Telenet Group Holding NV (“Telenet” or the “Company”) (Euronext Brussels: TNET) announces its unaudited consolidated results under International Financial Reporting Standards as adopted by the European Union (“EU IFRS”) for the three months ended March 31, 2017.
- Continued traction for our innovative all-in-one converged "WIGO" bundles, leading to 188,600
subscribers at March 31, 2017 with 37,100 net subscribers added in Q1 2017.
- Adjusted EBITDA of €289.4 million in Q1 2017, up 6% yoy on a rebased basis, and net profit of €65.8
million versus a net loss of €8.6 million in Q1 2016.
- Full year 2017 outlook reconfirmed with us being on track to achieve a 5-7% Adjusted EBITDA(a)
CAGR over the 2015-2018 period.
Continued traction for our "WIGO" bundles since their launch late June last year, resulting in 188,600 "WIGO" subscribers at March 31, 2017, boosting quad-play penetration (excluding BASE) to 24% of cable customers.

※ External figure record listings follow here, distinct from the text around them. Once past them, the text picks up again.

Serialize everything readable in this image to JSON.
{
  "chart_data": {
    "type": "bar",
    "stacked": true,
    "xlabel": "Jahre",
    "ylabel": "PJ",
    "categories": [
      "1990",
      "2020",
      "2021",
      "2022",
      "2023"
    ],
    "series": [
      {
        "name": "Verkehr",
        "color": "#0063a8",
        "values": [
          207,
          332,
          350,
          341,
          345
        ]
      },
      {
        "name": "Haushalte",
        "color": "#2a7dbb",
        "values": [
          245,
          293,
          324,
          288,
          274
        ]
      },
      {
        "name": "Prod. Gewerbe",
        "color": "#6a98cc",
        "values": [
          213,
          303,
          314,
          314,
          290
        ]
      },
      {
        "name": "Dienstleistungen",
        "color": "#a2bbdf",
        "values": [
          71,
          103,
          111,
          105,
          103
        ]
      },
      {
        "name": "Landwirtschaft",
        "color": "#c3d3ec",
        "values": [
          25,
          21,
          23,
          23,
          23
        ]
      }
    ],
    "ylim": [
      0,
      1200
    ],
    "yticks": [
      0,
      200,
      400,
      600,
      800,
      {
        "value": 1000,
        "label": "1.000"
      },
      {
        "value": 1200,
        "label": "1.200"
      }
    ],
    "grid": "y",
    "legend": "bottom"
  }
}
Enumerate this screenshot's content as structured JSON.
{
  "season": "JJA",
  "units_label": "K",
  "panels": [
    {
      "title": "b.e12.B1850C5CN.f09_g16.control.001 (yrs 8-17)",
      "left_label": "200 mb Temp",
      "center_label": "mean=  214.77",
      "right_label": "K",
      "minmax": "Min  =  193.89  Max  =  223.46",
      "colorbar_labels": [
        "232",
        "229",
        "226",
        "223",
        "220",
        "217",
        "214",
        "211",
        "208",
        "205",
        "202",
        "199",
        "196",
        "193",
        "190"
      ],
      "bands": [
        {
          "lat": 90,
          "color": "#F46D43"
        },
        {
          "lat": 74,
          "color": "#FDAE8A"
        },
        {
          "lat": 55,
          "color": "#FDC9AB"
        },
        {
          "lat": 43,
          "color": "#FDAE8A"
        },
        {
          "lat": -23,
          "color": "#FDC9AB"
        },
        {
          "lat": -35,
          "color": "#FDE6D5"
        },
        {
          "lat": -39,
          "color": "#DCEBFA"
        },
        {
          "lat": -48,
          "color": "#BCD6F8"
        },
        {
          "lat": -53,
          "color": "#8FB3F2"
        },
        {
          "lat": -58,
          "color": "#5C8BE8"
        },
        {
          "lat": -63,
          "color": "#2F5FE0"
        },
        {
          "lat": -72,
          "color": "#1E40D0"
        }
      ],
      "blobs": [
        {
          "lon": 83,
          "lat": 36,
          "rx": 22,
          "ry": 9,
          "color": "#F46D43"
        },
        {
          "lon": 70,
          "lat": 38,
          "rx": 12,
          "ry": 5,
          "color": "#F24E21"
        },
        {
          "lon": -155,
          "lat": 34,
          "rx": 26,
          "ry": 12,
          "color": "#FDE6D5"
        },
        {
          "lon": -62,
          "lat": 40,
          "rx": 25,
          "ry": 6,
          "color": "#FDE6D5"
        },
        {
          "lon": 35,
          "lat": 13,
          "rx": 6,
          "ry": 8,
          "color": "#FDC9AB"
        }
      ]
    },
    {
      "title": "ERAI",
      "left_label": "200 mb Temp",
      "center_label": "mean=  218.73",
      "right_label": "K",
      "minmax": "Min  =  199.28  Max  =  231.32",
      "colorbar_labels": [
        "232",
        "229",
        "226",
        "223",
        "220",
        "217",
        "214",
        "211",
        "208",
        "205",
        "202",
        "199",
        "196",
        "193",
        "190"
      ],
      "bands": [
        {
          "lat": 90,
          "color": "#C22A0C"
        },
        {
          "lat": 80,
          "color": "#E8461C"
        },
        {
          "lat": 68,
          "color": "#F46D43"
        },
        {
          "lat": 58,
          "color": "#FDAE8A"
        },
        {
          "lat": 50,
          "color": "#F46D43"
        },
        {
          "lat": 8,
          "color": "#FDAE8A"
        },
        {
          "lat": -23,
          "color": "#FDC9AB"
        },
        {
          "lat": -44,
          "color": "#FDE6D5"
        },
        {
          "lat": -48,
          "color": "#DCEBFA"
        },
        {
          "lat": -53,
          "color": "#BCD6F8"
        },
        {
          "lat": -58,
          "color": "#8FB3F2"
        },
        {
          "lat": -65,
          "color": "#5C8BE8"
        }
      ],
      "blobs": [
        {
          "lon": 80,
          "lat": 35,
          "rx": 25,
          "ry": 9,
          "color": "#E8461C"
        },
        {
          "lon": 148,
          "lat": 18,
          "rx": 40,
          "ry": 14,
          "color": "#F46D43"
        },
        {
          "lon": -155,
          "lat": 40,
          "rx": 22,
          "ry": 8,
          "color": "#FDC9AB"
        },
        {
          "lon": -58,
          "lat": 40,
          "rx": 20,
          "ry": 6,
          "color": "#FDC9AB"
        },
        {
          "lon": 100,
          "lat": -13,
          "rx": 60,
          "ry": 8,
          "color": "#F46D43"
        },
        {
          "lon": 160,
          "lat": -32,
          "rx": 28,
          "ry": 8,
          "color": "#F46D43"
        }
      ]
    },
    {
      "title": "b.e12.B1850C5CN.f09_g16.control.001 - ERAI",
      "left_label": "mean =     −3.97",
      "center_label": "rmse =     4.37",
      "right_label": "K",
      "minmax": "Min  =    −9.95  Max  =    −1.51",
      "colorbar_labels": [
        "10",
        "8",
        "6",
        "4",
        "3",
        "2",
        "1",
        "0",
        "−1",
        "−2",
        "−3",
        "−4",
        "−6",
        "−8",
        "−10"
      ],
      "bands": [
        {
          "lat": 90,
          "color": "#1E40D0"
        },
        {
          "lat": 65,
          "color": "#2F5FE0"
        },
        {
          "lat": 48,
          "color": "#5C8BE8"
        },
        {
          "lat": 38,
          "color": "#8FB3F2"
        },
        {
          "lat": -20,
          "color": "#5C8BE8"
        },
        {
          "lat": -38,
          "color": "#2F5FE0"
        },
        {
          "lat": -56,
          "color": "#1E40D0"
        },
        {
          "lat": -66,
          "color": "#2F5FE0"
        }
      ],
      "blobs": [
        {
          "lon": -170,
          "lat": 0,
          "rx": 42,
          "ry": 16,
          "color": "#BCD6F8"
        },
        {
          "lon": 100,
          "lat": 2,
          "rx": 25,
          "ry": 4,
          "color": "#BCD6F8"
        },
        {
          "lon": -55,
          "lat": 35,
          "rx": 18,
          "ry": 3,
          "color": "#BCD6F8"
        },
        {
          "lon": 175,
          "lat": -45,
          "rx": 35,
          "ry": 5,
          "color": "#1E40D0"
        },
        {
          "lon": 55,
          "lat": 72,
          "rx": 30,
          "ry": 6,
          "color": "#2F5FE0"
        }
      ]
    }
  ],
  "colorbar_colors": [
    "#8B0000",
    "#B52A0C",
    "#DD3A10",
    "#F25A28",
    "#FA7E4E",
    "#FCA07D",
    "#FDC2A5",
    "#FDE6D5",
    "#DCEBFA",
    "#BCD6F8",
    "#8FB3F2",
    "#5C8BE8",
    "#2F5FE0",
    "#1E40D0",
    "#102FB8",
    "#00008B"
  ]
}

BASE integration well under way as we already upgraded approximately 25% of our macro sites and migrated just over 11% of our MVNO customers to our acquired network by the end of March 2017, keeping us on track to reach €220.0 million of synergies targeted by 2020.
In mobile, we recorded solid net postpaid subscriber growth in Q1 2017 (+43,000) to just over 2.1 million postpaid subscribers. Our net postpaid result was driven by continued traction for our "WIGO" bundles and promotional offers at BASE. On an organic basis, our total postpaid and prepaid SIM count increased 3,500 in Q1 2017.
Revenue(2) of €616.0 million in Q1 2017, +11% yoy on a reported basis and reflecting a full quarter contribution from BASE and the sale of Ortel Mobile NV ("Ortel") to Lycamobile as of March 1, 2017. On a rebased basis(1), our revenue in Q1 2017 was broadly stable yoy with higher cable subscription and B2B revenue being offset by continued pressures on our acquired mobile business and substantially lower revenue from handset sales.
Net income of €65.8 million in Q1 2017 versus a net loss of €8.6 million in Q1 last year. Net income for Q1 2017 was impacted by (i) the increase in Adjusted EBITDA, as discussed below, (ii) a €20.1 million non-cash foreign exchange gain on our USD-denominated debt and (iii) a €15.2 million non-cash gain on our derivatives.
Adjusted EBITDA(3) of €289.4 million in Q1 2017, +10% yoy and +6% yoy on a rebased basis. Our Adjusted EBITDA growth was primarily driven by (i) substantially lower costs associated with handset sales and subsidies, (ii) lower sales and marketing expenses due to phasing, (iii) lower integration and transformation costs versus the prior year period, and (iv) overall control of our overhead expenses.
Accrued capital expenditures(4) of €125.5 million in Q1 2017, equivalent to around 20% of our revenue. Compared to Q1 last year, our accrued capital expenditures reflected higher network investments as part of our 1 GHz HFC upgrade project and the start of our mobile network upgrade program, and the effects of the BASE acquisition.
Net cash from operating activities, net cash used by investing activities and net cash from financing activities of €117.3 million, €145.2 million and nil, respectively, for Q1 2017. Negative Adjusted Free Cash Flow(5) of €15.9 million in Q1 2017 impacted by €114.3 million of cash taxes paid in the quarter.
Full year 2017 outlook reconfirmed, targeting (i) stable revenue and mid-single-digit Adjusted EBITDA(a) growth on a rebased basis, (ii) an accrued capital expenditures (excluding football broadcasting rights) to revenue ratio of around 24% and (iii) healthy Adjusted Free Cash Flow(b) between €350.0-375.0 million.